We all have our own reasons for being Labour. But growing up poor in Glasgow and white in South Africa is what gave me a sense of right and wrong and it is why I’m standing here today.
This is the first recession in a genuinely global labour market. European workers, including Britons have freedom of movement and the UN now estimates that today there are 176 million people living outside the country of their birth. All of this creates additional pressure points that were not so prominent in previous recessions. While understanding people’s fears and insecurities no-one should pander to credit crunch racism. The way through this is about having fair immigration rules, strong border controls and a tolerance towards those whom we welcomed to the UK in better economic times.
That is why, with the support of the trade unions, I was pleased to be joined last month by Scotland’s Faith leaders, Including Cardinal O’Brien and David Lunan, the Moderator of the Church of Scotland, in opposition to recessionary racism. This crisis wasn’t caused by Polish plumbers or Bangladeshi shop workers. It was precipitated by international bankers, some of them very close to home. We should continue to make clear that it is irresponsible bankers on million pound bonuses not the industrious migrant worker on the minimum wage to blame for this financial calamity.
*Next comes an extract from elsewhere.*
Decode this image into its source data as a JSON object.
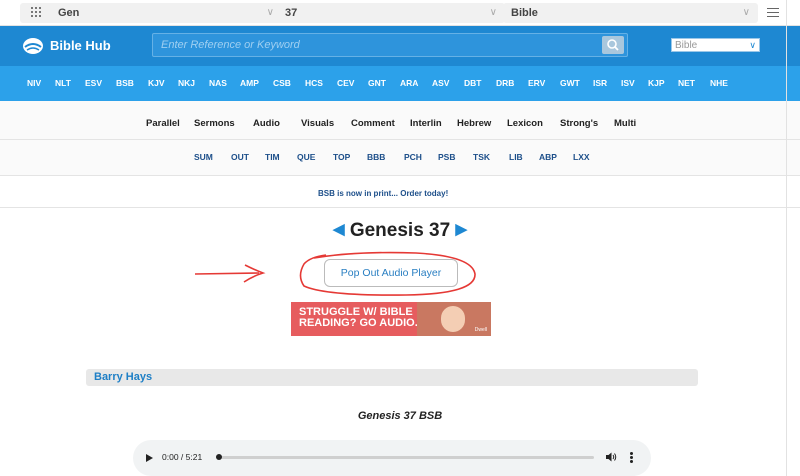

We have had some great speeches this weekend from the Prime Minister and so many others.
I listened to James Purnell’s plans for welfare reform and he is right. It is a shocking statistic that if your on Incapacity Benefit for two years or more you are more likely to die or retire than ever work another day in your life. We should be proud of these reforms as a Labour reform.
We heard from Ed Miliband and the leadership our government is giving on climate change.
And from Harriet Harman plans to reinvigorate the Party. This weekend we have gone from average to the most internet savvy Party in the country.
But the best speech was from young Callum Munro who introduced Iain Gray yesterday. I remember being a young delegate and introducing the late Donald Dewar to speak at Conference. So be careful Callum.
This is the Conference where Scottish Labour put our 2007 election defeat behind us. We have learned the lessons. And we are confident and ready for the tests ahead.
But we won’t allow the remarkable confidence of this weekend to become arrogance. We will leave that to others.
Because no-one owes us a fourth term. We have to re-earn every single vote.
After Glenrothes we have got that wining feeling again.
So let’s go out - together - and win for Scotland.